Heinkel  |  Akasha | Narciso  | Aslinn  |  Deirdre
Aut Disce Aut Discede  

C'était quoi ces réponses, hein? À croire que Sting n'avait jamais ne serait-ce qu'ouvert un bouquin de sa vie, à voir la manière dont il avait répondu au test écrit auquel il avait participé avec sa classe trois jours plus tôt. À ce rythme, il allait finir par utiliser le plus gros de l'encre de son stylo rouge juste pour la copie qu'il tenait entre les mains. Déjà que c'était pas nécessairement le plus joyeux des passe-temps à la veille de Noël, de corriger les examens de fin de trimestre, s'il fallait en plus qu'il ait sous la main les résultats des pires cas de difficultés d'apprentissage jamais vus depuis des années, ça allait pas aider. Bah. D'un point de vue plus positif, ça permettait de corriger la copie plus rapidement. La preuve, en quelques minutes, Sting avait sa note, et c'était pas de quoi faire un joli cadeau. Tant pis pour lui. Il n'inventait pas les réponses, ça apprendrait à ces garnements à se la jouer. Ils apprendraient un jour ou l'autre que faire les crâneurs, ça ne fonctionne qu'un certain temps. Posant la copie corrigée sur la pile augmentant avec les minutes qu'il construisait depuis deux bonnes heures, Heinkel s'appuya contre le dossier de son fauteuil de bureau, laissant craquer quelques vertèbres de son dos. S'ensuivit aussitôt une gorgée de café à même la tasse maintenant tiède sur le coin de son emplacement de travail.

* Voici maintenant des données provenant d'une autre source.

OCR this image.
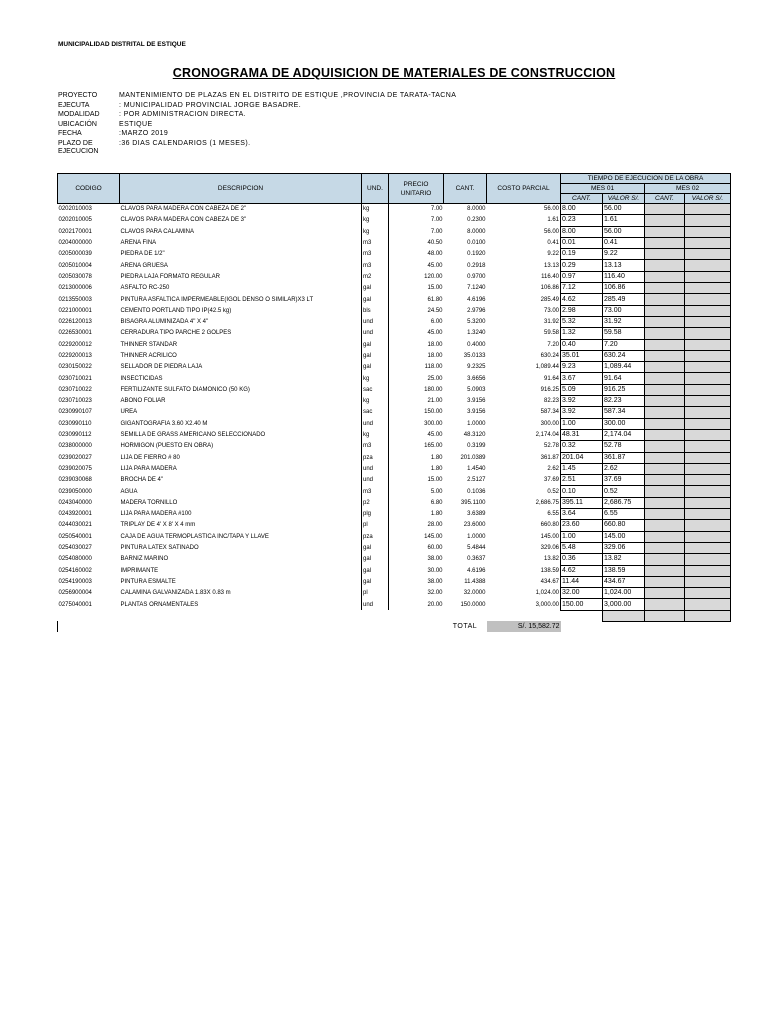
MUNICIPALIDAD DISTRITAL DE ESTIQUE
CRONOGRAMA DE ADQUISICION DE MATERIALES DE CONSTRUCCION
PROYECTO	MANTENIMIENTO DE PLAZAS EN EL DISTRITO DE ESTIQUE ,PROVINCIA DE TARATA-TACNA
EJECUTA	: MUNICIPALIDAD PROVINCIAL JORGE BASADRE.
MODALIDAD	: POR ADMINISTRACION DIRECTA.
UBICACIÓN	ESTIQUE
FECHA	:MARZO 2019
PLAZO DE EJECUCION
:36 DIAS CALENDARIOS (1 MESES).
CODIGO	DESCRIPCION	UND.	PRECIO UNITARIO	CANT.	COSTO PARCIAL	TIEMPO DE EJECUCION DE LA OBRA			
						MES 01		MES 02	
						CANT.	VALOR S/.	CANT.	VALOR S/.
0202010003	CLAVOS PARA MADERA CON CABEZA DE 2"	kg	7.00	8.0000	56.00	8.00	56.00		
0202010005	CLAVOS PARA MADERA CON CABEZA DE 3"	kg	7.00	0.2300	1.61	0.23	1.61		
0202170001	CLAVOS PARA CALAMINA	kg	7.00	8.0000	56.00	8.00	56.00		
0204000000	ARENA FINA	m3	40.50	0.0100	0.41	0.01	0.41		
0205000039	PIEDRA DE 1/2"	m3	48.00	0.1920	9.22	0.19	9.22		
0205010004	ARENA GRUESA	m3	45.00	0.2918	13.13	0.29	13.13		
0205030078	PIEDRA LAJA FORMATO REGULAR	m2	120.00	0.9700	116.40	0.97	116.40		
0213000006	ASFALTO RC-250	gal	15.00	7.1240	106.86	7.12	106.86		
0213550003	PINTURA ASFALTICA IMPERMEABLE(IGOL DENSO O SIMILAR)X3 LT	gal	61.80	4.6196	285.49	4.62	285.49		
0221000001	CEMENTO PORTLAND TIPO IP(42.5 kg)	bls	24.50	2.9796	73.00	2.98	73.00		
0226120013	BISAGRA ALUMINIZADA 4" X 4"	und	6.00	5.3200	31.92	5.32	31.92		
0226530001	CERRADURA TIPO PARCHE 2 GOLPES	und	45.00	1.3240	59.58	1.32	59.58		
0229200012	THINNER STANDAR	gal	18.00	0.4000	7.20	0.40	7.20		
0229200013	THINNER ACRILICO	gal	18.00	35.0133	630.24	35.01	630.24		
0230150022	SELLADOR DE PIEDRA LAJA	gal	118.00	9.2325	1,089.44	9.23	1,089.44		
0230710021	INSECTICIDAS	kg	25.00	3.6656	91.64	3.67	91.64		
0230710022	FERTILIZANTE SULFATO DIAMONICO (50 KG)	sac	180.00	5.0903	916.25	5.09	916.25		
0230710023	ABONO FOLIAR	kg	21.00	3.9156	82.23	3.92	82.23		
0230990107	UREA	sac	150.00	3.9156	587.34	3.92	587.34		
0230990110	GIGANTOGRAFIA 3.60 X2.40 M	und	300.00	1.0000	300.00	1.00	300.00		
0230990112	SEMILLA DE GRASS AMERICANO SELECCIONADO	kg	45.00	48.3120	2,174.04	48.31	2,174.04		
0238000000	HORMIGON (PUESTO EN OBRA)	m3	165.00	0.3199	52.78	0.32	52.78		
0239020027	LIJA DE FIERRO # 80	pza	1.80	201.0389	361.87	201.04	361.87		
0239020075	LIJA PARA MADERA	und	1.80	1.4540	2.62	1.45	2.62		
0239030068	BROCHA DE 4"	und	15.00	2.5127	37.69	2.51	37.69		
0239050000	AGUA	m3	5.00	0.1036	0.52	0.10	0.52		
0243040000	MADERA TORNILLO	p2	6.80	395.1100	2,686.75	395.11	2,686.75		
0243920001	LIJA PARA MADERA #100	plg	1.80	3.6389	6.55	3.64	6.55		
0244030021	TRIPLAY DE 4' X 8' X 4 mm	pl	28.00	23.6000	660.80	23.60	660.80		
0250540001	CAJA DE AGUA TERMOPLASTICA INC/TAPA Y LLAVE	pza	145.00	1.0000	145.00	1.00	145.00		
0254030027	PINTURA LATEX SATINADO	gal	60.00	5.4844	329.06	5.48	329.06		
0254080000	BARNIZ MARINO	gal	38.00	0.3637	13.82	0.36	13.82		
0254160002	IMPRIMANTE	gal	30.00	4.6196	138.59	4.62	138.59		
0254190003	PINTURA ESMALTE	gal	38.00	11.4388	434.67	11.44	434.67		
0256900004	CALAMINA GALVANIZADA 1.83X 0.83 m	pl	32.00	32.0000	1,024.00	32.00	1,024.00		
0275040001	PLANTAS ORNAMENTALES	und	20.00	150.0000	3,000.00	150.00	3,000.00		

				TOTAL	S/. 15,582.72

Laissant le café noir - ouais, le lait et le sucre, c'est pour les lopettes - descendre, le colosse tourna la tête vers la fenêtre de la salle de classe, l'air pensif. Dommage, malgré le temps frisquet des derniers jours, la neige ne serait apparemment pas au rendez-vous pour la veille de Noël. Soit ça, ou alors toute la neige tombait de l'autre côté du bâtiment, juste pour le faire chier. Allez savoir. De toutes façons, c'était pas comme s'il avait eu qui que ce soit pour profiter d'une tombée de neige avec lui. Sa fiancée était partie trois jours plus tôt pour rejoindre sa famille pendant les festivités, et il avait du se résoudre à attendre encore quelques jours plus tard lui-même pour faire de même. Un petit sacrifice qui ne finirait pas si mal, au bout du compte. Se levant de son fauteuil, le colosse fit quelques pas lents vers la large baie vitrée de la pièce, enfouissant une main dans la poche de son pantalon en prenant une nouvelle gorgée de café. Un coup d'oeil à l'horloge suspendue au dessus du tableau noir, le fixant quand au temps qu'il lui restait pour terminer sa charge de travail avant de pouvoir rentrer.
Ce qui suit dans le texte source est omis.